Quick Network Bridge Gets Off-grid Home Back Online

Off-grid living isn’t for everyone, but it has gotten easier in recent years. Cheap solar panels and wind turbines let you generate your own power, and there are plenty of strategies to deal with fuel, water and sanitation. But the one thing many folks find hard to do without – high-speed internet access – has few options for the really remote homestead. [tlankford01] wants to fix that and is working on an open-source mesh network to provide high-speed internet access to off-grid communities.

But first he had to deal with a major problem. With high-speed access provided by a Clearwire wireless network, streaming content to his two flat-screen TVs wasn’t a problem. At least until Sprint bought Clearwire and shut down the service in early November. Another ISP covered his area, but his house lies in a depression out of line of sight of their tower. So he rigged up a bridge between the WiMAX network and his lab. The bridge sits on a hill in sight of the ISP’s tower 3.5 miles away. Solar panels, a charge controller and deep-cycle batteries power everything, and a wireless link down the hill rounds out the build.
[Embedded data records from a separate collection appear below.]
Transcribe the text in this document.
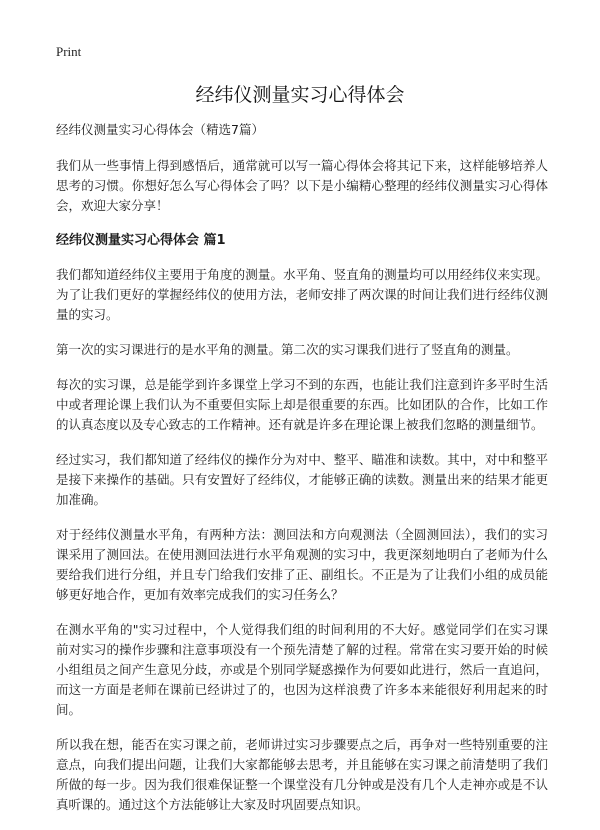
Print
经纬仪测量实习心得体会

经纬仪测量实习心得体会（精选7篇）

我们从一些事情上得到感悟后，通常就可以写一篇心得体会将其记下来，这样能够培养人思考的习惯。你想好怎么写心得体会了吗？以下是小编精心整理的经纬仪测量实习心得体会，欢迎大家分享！

经纬仪测量实习心得体会 篇1

我们都知道经纬仪主要用于角度的测量。水平角、竖直角的测量均可以用经纬仪来实现。为了让我们更好的掌握经纬仪的使用方法，老师安排了两次课的时间让我们进行经纬仪测量的实习。

第一次的实习课进行的是水平角的测量。第二次的实习课我们进行了竖直角的测量。

每次的实习课，总是能学到许多课堂上学习不到的东西，也能让我们注意到许多平时生活中或者理论课上我们认为不重要但实际上却是很重要的东西。比如团队的合作，比如工作的认真态度以及专心致志的工作精神。还有就是许多在理论课上被我们忽略的测量细节。

经过实习，我们都知道了经纬仪的操作分为对中、整平、瞄准和读数。其中，对中和整平是接下来操作的基础。只有安置好了经纬仪，才能够正确的读数。测量出来的结果才能更加准确。

对于经纬仪测量水平角，有两种方法：测回法和方向观测法（全圆测回法），我们的实习课采用了测回法。在使用测回法进行水平角观测的实习中，我更深刻地明白了老师为什么要给我们进行分组，并且专门给我们安排了正、副组长。不正是为了让我们小组的成员能够更好地合作，更加有效率完成我们的实习任务么？

在测水平角的"实习过程中，个人觉得我们组的时间利用的不大好。感觉同学们在实习课前对实习的操作步骤和注意事项没有一个预先清楚了解的过程。常常在实习要开始的时候小组组员之间产生意见分歧，亦或是个别同学疑惑操作为何要如此进行，然后一直追问，而这一方面是老师在课前已经讲过了的，也因为这样浪费了许多本来能很好利用起来的时间。

所以我在想，能否在实习课之前，老师讲过实习步骤要点之后，再争对一些特别重要的注意点，向我们提出问题，让我们大家都能够去思考，并且能够在实习课之前清楚明了我们所做的每一步。因为我们很难保证整一个课堂没有几分钟或是没有几个人走神亦或是不认真听课的。通过这个方法能够让大家及时巩固要点知识。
This is obviously a temporary solution, and probably wouldn’t last long in winter weather. But it’s working for now, and more importantly it’s acting as proof of concept for a larger mesh system [tlankford01] has in mind. There are plenty of details on what that would look like on his project page (linked above), and it’s worth a look too if you’re interested in off-grid connectivity.
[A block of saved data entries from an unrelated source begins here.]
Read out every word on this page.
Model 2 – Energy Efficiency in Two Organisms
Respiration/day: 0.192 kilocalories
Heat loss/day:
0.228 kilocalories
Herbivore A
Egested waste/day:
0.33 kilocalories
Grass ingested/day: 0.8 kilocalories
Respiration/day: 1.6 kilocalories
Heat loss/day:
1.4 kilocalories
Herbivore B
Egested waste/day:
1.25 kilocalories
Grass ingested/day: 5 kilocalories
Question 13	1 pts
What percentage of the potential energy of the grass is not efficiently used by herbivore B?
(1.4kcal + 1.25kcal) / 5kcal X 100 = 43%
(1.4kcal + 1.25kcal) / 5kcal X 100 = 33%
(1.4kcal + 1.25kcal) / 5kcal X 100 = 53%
40 thoughts on “Quick Network Bridge Gets Off-grid Home Back Online

    1. What is cheap when you are buying ~1500m of fiber, and want at least 1Gbps, since 100Mbps never is enough? I’ve never found a good guide to laying down you won fiber.
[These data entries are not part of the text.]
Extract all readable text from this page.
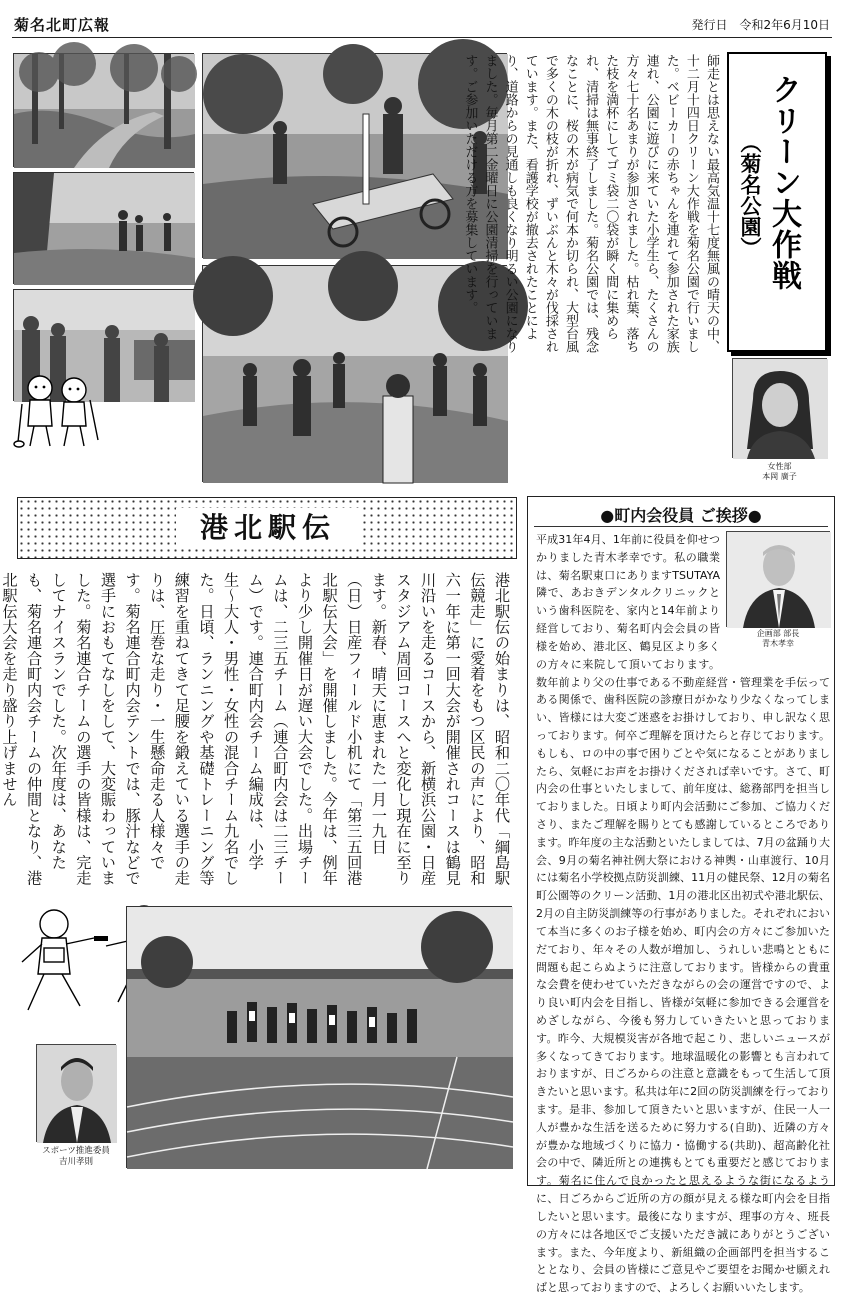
菊名北町広報	発行日　令和2年6月10日
クリーン大作戦
（菊名公園）
師走とは思えない最高気温十七度無風の晴天の中、十二月十四日クリーン大作戦を菊名公園で行いました。ベビーカーの赤ちゃんを連れて参加された家族連れ、公園に遊びに来ていた小学生ら、たくさんの方々七十名あまりが参加されました。枯れ葉、落ちた枝を満杯にしてゴミ袋二〇袋が瞬く間に集められ、清掃は無事終了しました。菊名公園では、残念なことに、桜の木が病気で何本か切られ、大型台風で多くの木の枝が折れ、ずいぶんと木々が伐採されています。また、看護学校が撤去されたことにより、道路からの見通しも良くなり明るい公園になりました。毎月第二金曜日に公園清掃を行っています。ご参加いただける方を募集しています。
女性部
本岡 廣子
港北駅伝
港北駅伝の始まりは、昭和二〇年代「綱島駅伝競走」に愛着をもつ区民の声により、昭和六一年に第一回大会が開催されコースは鶴見川沿いを走るコースから、新横浜公園・日産スタジアム周回コースへと変化し現在に至ります。新春、晴天に恵まれた一月一九日（日）日産フィールド小机にて「第三五回港北駅伝大会」を開催しました。今年は、例年より少し開催日が遅い大会でした。出場チームは、二三五チーム（連合町内会は二三チーム）です。連合町内会チーム編成は、小学生〜大人・男性・女性の混合チーム九名でした。日頃、ランニングや基礎トレーニング等練習を重ねてきて足腰を鍛えている選手の走りは、圧巻な走り・一生懸命走る人様々です。菊名連合町内会テントでは、豚汁などで選手におもてなしをして、大変賑わっていました。菊名連合チームの選手の皆様は、完走してナイスランでした。次年度は、あなたも、菊名連合町内会チームの仲間となり、港北駅伝大会を走り盛り上げません
スポーツ推進委員
吉川孝則
●町内会役員 ご挨拶●
企画部 部長
青木孝幸
平成31年4月、1年前に役員を仰せつかりました青木孝幸です。私の職業は、菊名駅東口にありますTSUTAYA隣で、あおきデンタルクリニックという歯科医院を、家内と14年前より経営しており、菊名町内会会員の皆様を始め、港北区、鶴見区より多くの方々に来院して頂いております。数年前より父の仕事である不動産経営・管理業を手伝ってある関係で、歯科医院の診療日がかなり少なくなってしまい、皆様には大変ご迷惑をお掛けしており、申し訳なく思っております。何卒ご理解を頂けたらと存じております。もしも、ロの中の事で困りごとや気になることがありましたら、気軽にお声をお掛けくだされば幸いです。さて、町内会の仕事といたしまして、前年度は、総務部門を担当しておりました。日頃より町内会活動にご参加、ご協力くださり、またご理解を賜りとても感謝しているところであります。昨年度の主な活動といたしましては、7月の盆踊り大会、9月の菊名神社例大祭における神輿・山車渡行、10月には菊名小学校拠点防災訓練、11月の健民祭、12月の菊名町公園等のクリーン活動、1月の港北区出初式や港北駅伝、2月の自主防災訓練等の行事がありました。それぞれにおいて本当に多くのお子様を始め、町内会の方々にご参加いただており、年々その人数が増加し、うれしい悲鳴とともに問題も起こらぬように注意しております。皆様からの貴重な会費を使わせていただきながらの会の運営ですので、より良い町内会を目指し、皆様が気軽に参加できる会運営をめざしながら、今後も努力していきたいと思っております。昨今、大規模災害が各地で起こり、悲しいニュースが多くなってきております。地球温暖化の影響とも言われておりますが、日ごろからの注意と意識をもって生活して頂きたいと思います。私共は年に2回の防災訓練を行っております。是非、参加して頂きたいと思いますが、住民一人一人が豊かな生活を送るために努力する(自助)、近隣の方々が豊かな地域づくりに協力・協働する(共助)、超高齢化社会の中で、隣近所との連携もとても重要だと感じております。菊名に住んで良かったと思えるような街になるように、日ごろからご近所の方の顔が見える様な町内会を目指したいと思います。最後になりますが、理事の方々、班長の方々には各地区でご支援いただき誠にありがとうございます。また、今年度より、新組織の企画部門を担当することとなり、会員の皆様にご意見やご要望をお聞かせ願えればと思っておりますので、よろしくお願いいたします。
      1. Looks like under 1000ft to me based on the pic, if thats true, 300bux or less for some good singlemode, which could do 100 to 10,000mbps based on the devices used on either end…..

      2. In my neck of the woods 4-stranded outdoor fiber is cheaper than outdoor CAT5e copper. 20% even!
        I’m not saying his setup is bad but I don’t like wireless stationary short-hauls. Too many points of failure, more configuration, more rf noise.

    2. True for a single end user, but I think he’s trying for proof of concept to provide connectivity between the bridge and a small, isolated community. You might be able to run fiber to a group of homesteads, but if they’re spread over a thousand acres, that might be prohibitive. Wireless for the “last 0.2 mile” makes more sense in that case.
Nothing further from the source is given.